Panceatic Cancer, Part 9: An Update

On Monday, Peggy had a CAT-scan following her sixth chemo; the results were encouraging. Marc, her oncologist plans to give her six more treatments, and assuming they go well, will follow them up with radiation, and a possible pancreatectomy. 

I asked Peggy in advance for permission to take a picture of her and Marc. When she said no, I persisted, and she objected that Marc wouldn’t want his picture made. I considered this unlikely, but he went me one better by suggesting that his assistant take it so we could all appear. When Marc read her shirt, he said, “I take full credit.”  Perhaps he meant to say that she looks good, as indeed she does, although I thought she looked better when she had no hair at all. 

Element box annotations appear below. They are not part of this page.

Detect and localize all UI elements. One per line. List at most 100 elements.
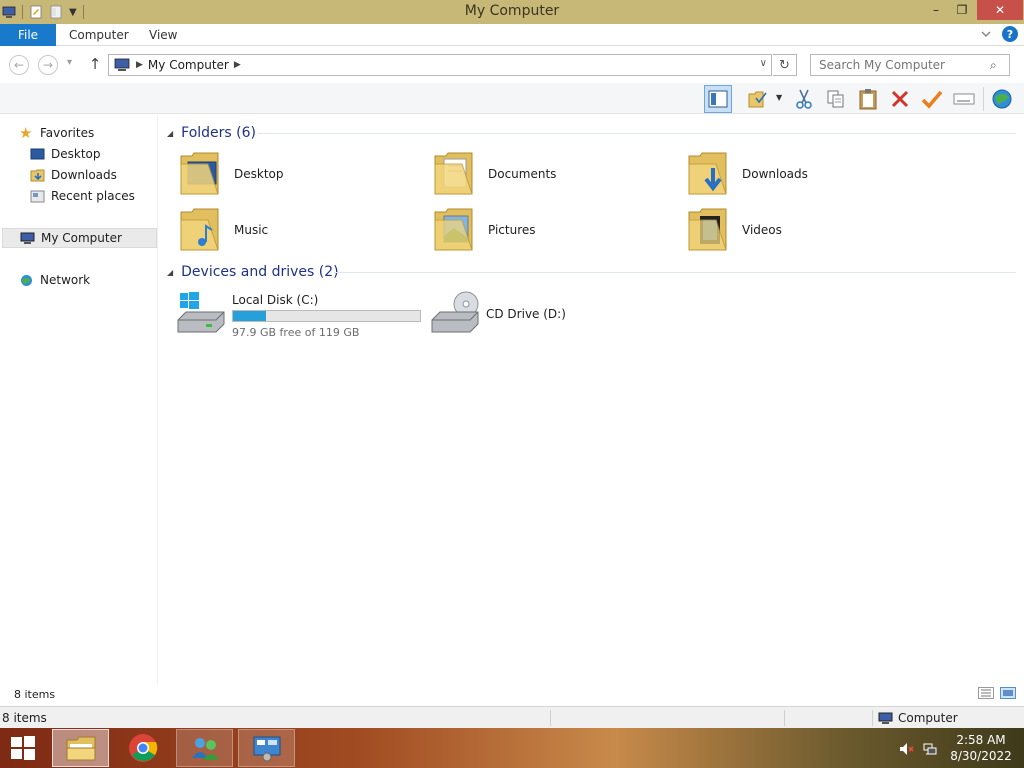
search-icon[interactable]: ⌕ [990, 58, 997, 73]
nav-favorites[interactable]: ★ Favorites [19, 123, 94, 143]
drive-name: Local Disk (C:) [232, 293, 319, 307]
nav-my-computer[interactable]: My Computer [2, 228, 157, 248]
search-input[interactable] [810, 54, 1010, 76]
folder-music[interactable]: Music [178, 205, 418, 255]
refresh-button[interactable]: ↻ [773, 54, 797, 76]
folders-group-header[interactable]: ◢ Folders (6) [167, 123, 256, 143]
close-button[interactable]: ✕ [977, 0, 1023, 20]
nav-recent-places-label: Recent places [51, 189, 135, 203]
music-folder-icon [180, 208, 219, 251]
collapse-triangle-icon[interactable]: ◢ [167, 268, 173, 277]
nav-favorites-label: Favorites [40, 126, 95, 140]
network-status-icon[interactable] [922, 741, 938, 757]
address-row: ← → ▾ ↑ ▶ My Computer ▶ ∨ ↻ ⌕ [0, 47, 1024, 83]
folder-downloads[interactable]: Downloads [686, 149, 926, 199]
taskbar-user-accounts[interactable] [176, 729, 233, 767]
address-bar[interactable]: ▶ My Computer ▶ ∨ [108, 54, 772, 76]
confirm-button[interactable] [918, 85, 946, 113]
nav-network-label: Network [40, 273, 91, 287]
start-button[interactable] [6, 734, 40, 762]
volume-muted-icon[interactable] [898, 741, 914, 757]
breadcrumb-separator[interactable]: ▶ [136, 60, 143, 70]
rename-button[interactable] [950, 85, 978, 113]
classic-status-bar: 8 items Computer [0, 706, 1024, 728]
item-count: 8 items [14, 688, 56, 701]
folder-videos[interactable]: Videos [686, 205, 926, 255]
folder-label: Downloads [742, 167, 808, 181]
drive-cd-d[interactable]: CD Drive (D:) [430, 290, 678, 340]
drives-group-header[interactable]: ◢ Devices and drives (2) [167, 262, 339, 282]
command-toolbar: ▼ [0, 83, 1024, 114]
folder-pictures[interactable]: Pictures [432, 205, 672, 255]
control-panel-icon [253, 736, 280, 762]
nav-recent-places[interactable]: Recent places [30, 186, 135, 206]
status-location: Computer [878, 707, 958, 729]
hard-drive-windows-icon [177, 292, 225, 333]
folder-desktop[interactable]: Desktop [178, 149, 418, 199]
nav-my-computer-label: My Computer [41, 231, 122, 245]
address-dropdown-icon[interactable]: ∨ [760, 58, 767, 69]
up-button[interactable]: ↑ [86, 55, 104, 75]
tab-file[interactable]: File [0, 24, 56, 46]
disk-usage-bar [232, 310, 421, 322]
tab-view[interactable]: View [149, 24, 177, 46]
network-icon [992, 89, 1012, 109]
taskbar-clock[interactable]: 2:58 AM 8/30/2022 [944, 732, 1018, 764]
nav-network[interactable]: Network [19, 270, 90, 290]
computer-icon [114, 58, 130, 71]
taskbar-chrome[interactable] [114, 729, 171, 767]
select-all-icon [748, 91, 767, 108]
chrome-icon [128, 734, 157, 762]
paste-button[interactable] [854, 85, 882, 113]
delete-button[interactable] [886, 85, 914, 113]
delete-icon [891, 90, 909, 108]
preview-pane-button[interactable] [704, 85, 732, 113]
status-divider [550, 710, 551, 726]
maximize-button[interactable]: ❐ [946, 0, 978, 20]
nav-desktop[interactable]: Desktop [30, 144, 101, 164]
breadcrumb-my-computer[interactable]: My Computer [148, 58, 229, 72]
help-icon[interactable]: ? [1002, 26, 1018, 42]
tab-computer[interactable]: Computer [69, 24, 129, 46]
preview-pane-icon [708, 90, 728, 108]
ribbon-tabs: File Computer View ? [0, 24, 1024, 46]
computer-icon [20, 232, 35, 244]
recent-locations-button[interactable]: ▾ [67, 57, 72, 68]
network-icon [21, 274, 32, 286]
desktop-folder-icon [180, 152, 219, 195]
taskbar-file-explorer[interactable] [52, 729, 109, 767]
taskbar-control-panel[interactable] [238, 729, 295, 767]
status-item-count: 8 items [2, 711, 47, 725]
status-location-label: Computer [898, 711, 958, 725]
ribbon-controls: ? [980, 26, 1018, 42]
recent-places-icon [30, 190, 45, 202]
forward-button[interactable]: → [38, 55, 58, 75]
drive-name: CD Drive (D:) [486, 307, 566, 321]
drives-group-title: Devices and drives (2) [181, 264, 339, 280]
downloads-folder-icon [688, 152, 727, 195]
status-bar: 8 items [0, 685, 1024, 705]
toolbar-separator [983, 87, 984, 111]
drive-local-disk-c[interactable]: Local Disk (C:) 97.9 GB free of 119 GB [176, 290, 424, 340]
large-icons-view-icon[interactable] [1000, 687, 1016, 699]
nav-downloads[interactable]: Downloads [30, 165, 117, 185]
back-button[interactable]: ← [9, 55, 29, 75]
windows-logo-icon [11, 736, 35, 760]
videos-folder-icon [688, 208, 727, 251]
chevron-down-icon[interactable] [980, 28, 992, 40]
taskbar: 2:58 AM 8/30/2022 [0, 728, 1024, 768]
content-pane: ◢ Folders (6) Desktop Documents Download… [162, 115, 1024, 685]
cut-button[interactable] [790, 85, 818, 113]
desktop-icon [30, 148, 45, 159]
folder-documents[interactable]: Documents [432, 149, 672, 199]
collapse-triangle-icon[interactable]: ◢ [167, 129, 173, 138]
folder-label: Pictures [488, 223, 536, 237]
network-button[interactable] [988, 85, 1016, 113]
select-all-button[interactable] [744, 85, 772, 113]
details-view-icon[interactable] [978, 687, 994, 699]
breadcrumb-separator[interactable]: ▶ [234, 60, 241, 70]
disk-usage-fill [233, 311, 267, 321]
computer-icon [878, 712, 893, 724]
copy-button[interactable] [822, 85, 850, 113]
options-chevron-icon[interactable]: ▼ [776, 93, 782, 102]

Within minutes of meeting Marc for the first time, he said that choosing palliative care only would be a reasonable option, and that if she did so, she could expect to live six months. That was four months ago.

As always, he warned her that the chemo will eventually stop working, or that her body will cease to tolerate it. She wished that he hadn’t said this on the happiest day since her diagnosis.

Yesterday, she had her seventh chemo and her second bone strengthener. It's such a terrible combination to endure that she prepared for it by taking an Ativan. She has a number of drugs that many people would kill for, but she rarely takes them.